Benevento

Nell'analisi dell'anno che va, finalmente, agli archivi c'è un pre e c'è un post: tutto ciò che è stato prima di febbraio, e tutto ciò che è venuto dopo. Un pre brevissimo: di schermaglie, polemiche, accadimenti che oggi vien quasi da guardare con tenerezza, preludio inconscio alla catastrofe che poi è venuta dopo. La crisi alla Rocca dei Rettori prima, al comune poi con i famosi “succhiaruote” finiti nel mirino del sindaco che stanco di richieste e polemiche aveva rassegnato le dimissioni, ritirate poi nei termini. In un periodo in cui l'argomento principale all'ordine del giorno erano le polveri sottili e la questione Samte e ciclo integrato rifiuti, peraltro questioni che sono evidentemente ancora lì.

Un pre che vedeva nella visita del presidente della Repubblica Mattarella, e nel suo appello lanciato in occasione dell'apertura dell'anno accademico dell'Università del Sannio, a ridare centralità e attenzione alle aree interne. Un dato, assieme all'annuncio dell'arrivo di una sede di Eurispes in città, che aveva portato belle speranze per una nuova partenza del Sannio, basata magari sull'agroalimentare, sui vini d'eccellenza nonostante il flop netto della manifestazione di Sannio Città Europea del Vino, perché di flop si è trattato.

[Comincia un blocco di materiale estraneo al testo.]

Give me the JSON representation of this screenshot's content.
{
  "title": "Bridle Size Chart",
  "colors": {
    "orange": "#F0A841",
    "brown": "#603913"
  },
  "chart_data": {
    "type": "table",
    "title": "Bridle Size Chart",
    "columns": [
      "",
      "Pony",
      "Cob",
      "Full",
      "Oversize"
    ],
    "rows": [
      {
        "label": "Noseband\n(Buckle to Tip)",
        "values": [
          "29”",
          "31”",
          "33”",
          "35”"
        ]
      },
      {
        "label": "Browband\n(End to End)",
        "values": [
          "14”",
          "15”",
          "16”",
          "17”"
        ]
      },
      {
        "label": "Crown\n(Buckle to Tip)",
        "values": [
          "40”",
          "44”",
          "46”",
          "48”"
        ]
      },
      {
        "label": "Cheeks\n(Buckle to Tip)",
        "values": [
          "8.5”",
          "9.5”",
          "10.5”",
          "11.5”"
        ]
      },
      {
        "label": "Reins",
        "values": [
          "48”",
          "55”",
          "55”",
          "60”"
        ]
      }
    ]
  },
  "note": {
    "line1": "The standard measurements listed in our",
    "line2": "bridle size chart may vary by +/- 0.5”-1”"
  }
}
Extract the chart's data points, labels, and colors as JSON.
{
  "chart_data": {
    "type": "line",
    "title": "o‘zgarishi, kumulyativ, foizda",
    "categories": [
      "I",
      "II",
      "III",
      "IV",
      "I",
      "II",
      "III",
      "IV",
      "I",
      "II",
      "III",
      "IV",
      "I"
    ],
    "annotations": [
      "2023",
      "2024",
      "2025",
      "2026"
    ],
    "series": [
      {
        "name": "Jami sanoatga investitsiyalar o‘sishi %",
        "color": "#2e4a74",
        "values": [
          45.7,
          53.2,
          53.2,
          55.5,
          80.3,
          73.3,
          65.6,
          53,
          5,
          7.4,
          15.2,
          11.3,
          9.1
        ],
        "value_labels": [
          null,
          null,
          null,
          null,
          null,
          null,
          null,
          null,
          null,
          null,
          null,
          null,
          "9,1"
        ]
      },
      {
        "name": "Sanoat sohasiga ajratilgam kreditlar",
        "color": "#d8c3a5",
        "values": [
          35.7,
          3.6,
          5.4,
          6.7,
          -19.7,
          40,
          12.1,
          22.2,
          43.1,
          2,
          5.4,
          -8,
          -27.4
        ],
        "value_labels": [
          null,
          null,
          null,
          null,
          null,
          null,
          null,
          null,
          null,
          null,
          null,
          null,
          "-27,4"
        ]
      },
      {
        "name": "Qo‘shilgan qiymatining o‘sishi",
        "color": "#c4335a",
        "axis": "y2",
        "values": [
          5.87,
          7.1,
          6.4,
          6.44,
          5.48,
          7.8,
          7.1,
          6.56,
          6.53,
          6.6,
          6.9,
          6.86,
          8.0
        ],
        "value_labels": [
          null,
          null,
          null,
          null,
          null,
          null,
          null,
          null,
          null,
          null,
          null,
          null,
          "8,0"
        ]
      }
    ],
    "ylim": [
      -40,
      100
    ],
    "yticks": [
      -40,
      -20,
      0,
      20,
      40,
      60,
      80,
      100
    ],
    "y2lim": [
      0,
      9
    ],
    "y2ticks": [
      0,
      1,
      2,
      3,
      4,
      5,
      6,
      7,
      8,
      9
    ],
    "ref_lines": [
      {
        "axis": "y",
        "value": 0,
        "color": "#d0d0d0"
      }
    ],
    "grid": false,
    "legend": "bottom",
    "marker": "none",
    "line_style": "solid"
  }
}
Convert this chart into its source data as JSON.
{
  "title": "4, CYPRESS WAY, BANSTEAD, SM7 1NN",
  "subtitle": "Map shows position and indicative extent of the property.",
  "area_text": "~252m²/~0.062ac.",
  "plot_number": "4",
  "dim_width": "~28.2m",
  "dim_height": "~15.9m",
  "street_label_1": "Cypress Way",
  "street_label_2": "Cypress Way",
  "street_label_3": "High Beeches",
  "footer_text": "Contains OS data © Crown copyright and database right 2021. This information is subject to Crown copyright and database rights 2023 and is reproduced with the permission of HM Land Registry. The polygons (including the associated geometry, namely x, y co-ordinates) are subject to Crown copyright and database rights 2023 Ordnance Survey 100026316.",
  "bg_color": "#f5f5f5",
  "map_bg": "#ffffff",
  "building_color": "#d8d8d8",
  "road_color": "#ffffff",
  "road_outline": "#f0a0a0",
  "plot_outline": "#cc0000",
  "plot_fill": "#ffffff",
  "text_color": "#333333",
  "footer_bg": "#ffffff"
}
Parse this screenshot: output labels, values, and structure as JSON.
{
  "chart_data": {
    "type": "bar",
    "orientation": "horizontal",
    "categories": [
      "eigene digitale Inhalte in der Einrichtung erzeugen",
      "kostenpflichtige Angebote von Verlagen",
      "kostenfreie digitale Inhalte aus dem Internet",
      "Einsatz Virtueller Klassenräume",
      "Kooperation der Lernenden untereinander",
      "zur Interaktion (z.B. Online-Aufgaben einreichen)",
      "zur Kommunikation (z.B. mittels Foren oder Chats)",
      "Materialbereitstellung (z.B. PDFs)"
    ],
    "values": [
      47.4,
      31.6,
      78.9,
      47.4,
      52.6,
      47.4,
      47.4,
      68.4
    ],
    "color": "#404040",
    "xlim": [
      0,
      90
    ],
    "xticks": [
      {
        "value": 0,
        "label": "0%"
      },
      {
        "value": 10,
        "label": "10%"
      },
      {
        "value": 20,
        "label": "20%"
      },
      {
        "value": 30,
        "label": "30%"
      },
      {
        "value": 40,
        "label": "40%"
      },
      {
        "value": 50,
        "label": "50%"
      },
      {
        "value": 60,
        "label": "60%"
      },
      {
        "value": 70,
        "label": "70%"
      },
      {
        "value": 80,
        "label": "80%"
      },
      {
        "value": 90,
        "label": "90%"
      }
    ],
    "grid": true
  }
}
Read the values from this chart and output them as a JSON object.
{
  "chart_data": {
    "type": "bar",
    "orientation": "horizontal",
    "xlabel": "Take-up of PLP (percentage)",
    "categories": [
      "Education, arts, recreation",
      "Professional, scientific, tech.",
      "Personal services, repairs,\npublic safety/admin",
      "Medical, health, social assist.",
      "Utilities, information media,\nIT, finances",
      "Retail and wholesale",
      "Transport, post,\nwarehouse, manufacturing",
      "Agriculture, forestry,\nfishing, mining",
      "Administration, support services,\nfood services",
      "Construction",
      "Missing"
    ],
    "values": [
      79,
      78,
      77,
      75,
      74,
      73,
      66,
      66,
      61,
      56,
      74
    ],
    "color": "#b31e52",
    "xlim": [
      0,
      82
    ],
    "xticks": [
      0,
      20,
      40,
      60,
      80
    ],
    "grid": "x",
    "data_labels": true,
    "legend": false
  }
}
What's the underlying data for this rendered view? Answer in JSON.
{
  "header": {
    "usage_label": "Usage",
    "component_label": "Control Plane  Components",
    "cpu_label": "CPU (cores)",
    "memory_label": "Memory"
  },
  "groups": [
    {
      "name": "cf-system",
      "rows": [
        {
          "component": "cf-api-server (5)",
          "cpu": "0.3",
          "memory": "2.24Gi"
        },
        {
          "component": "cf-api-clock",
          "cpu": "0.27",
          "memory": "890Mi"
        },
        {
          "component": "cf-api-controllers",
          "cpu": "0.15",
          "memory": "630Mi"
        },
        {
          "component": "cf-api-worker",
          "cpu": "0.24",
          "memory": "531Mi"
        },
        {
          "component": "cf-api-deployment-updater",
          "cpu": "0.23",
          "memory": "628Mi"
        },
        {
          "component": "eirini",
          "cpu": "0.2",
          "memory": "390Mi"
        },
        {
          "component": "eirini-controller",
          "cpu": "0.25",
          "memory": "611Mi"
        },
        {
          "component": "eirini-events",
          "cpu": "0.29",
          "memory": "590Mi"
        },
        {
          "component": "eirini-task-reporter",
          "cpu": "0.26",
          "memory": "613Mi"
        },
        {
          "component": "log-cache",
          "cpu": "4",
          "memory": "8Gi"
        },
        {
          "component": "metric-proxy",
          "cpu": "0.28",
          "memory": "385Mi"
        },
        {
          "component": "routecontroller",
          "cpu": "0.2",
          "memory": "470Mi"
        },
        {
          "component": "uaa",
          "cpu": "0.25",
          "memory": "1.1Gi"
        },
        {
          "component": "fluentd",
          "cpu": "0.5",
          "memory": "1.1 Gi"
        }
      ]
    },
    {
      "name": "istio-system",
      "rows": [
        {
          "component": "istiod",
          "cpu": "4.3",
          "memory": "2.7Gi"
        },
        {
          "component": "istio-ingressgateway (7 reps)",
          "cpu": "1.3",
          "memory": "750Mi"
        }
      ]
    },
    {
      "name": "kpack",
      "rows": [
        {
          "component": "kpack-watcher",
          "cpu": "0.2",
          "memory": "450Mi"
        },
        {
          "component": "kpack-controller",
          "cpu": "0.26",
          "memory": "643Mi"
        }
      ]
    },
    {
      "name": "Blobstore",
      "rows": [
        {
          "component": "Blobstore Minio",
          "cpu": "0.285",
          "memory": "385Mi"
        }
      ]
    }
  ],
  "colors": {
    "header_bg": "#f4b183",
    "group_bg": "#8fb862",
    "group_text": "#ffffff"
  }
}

Le dimissioni di Mastella erano state ritirate, subito prima dell'uragano covid, delle chiusure, dei focolai, con le speranze estive, con le elezioni a far da preludio al ritorno nell'incubo di questo autunno. Da salvare in un anno difficilissimo c'è veramente poco se non si vuol considerare il lato sportivo, quello sì, con un 2020 che non fosse stato per lo stadio vuoto sarebbe da incorniciare.


Un anno di nuovi equilibri politici: Mastella ha spaccato il centrosinistra che tuttavia di spaccarsi da solo ha sempre mostrato di aver gran propensione, tant'è che ad oggi esistono due Pd. Un anno che ha visto la scomparsa di Forza Italia prima quasi dominatrice della politica sannita e che nuovamente porta una insufficienza grave per i Cinque Stelle, che nonostante la truppa più nutrita di parlamentari sembrano aver dilapidato il consenso che avevano, e anche quanto a risultati concreti non possono rivendicare granché. Un 2020 che ha mostrato la fragilità del sistema sanitario sannita in tutta la sua evidenza: il patatrac dell'Asl nei giorni clou dell'epidemia, tra dati, tamponi e file enormi è sotto gli occhi di tutti. Ma il Sannio è terra che ha dimostrato e dimostra che dalle difficoltà, dal fango, dalla devastazione sa rialzarsi, senza alcuna intenzione di lasciarci la pelle: come la pantera, quella sì, vera protagonista in positivo di questo 2020.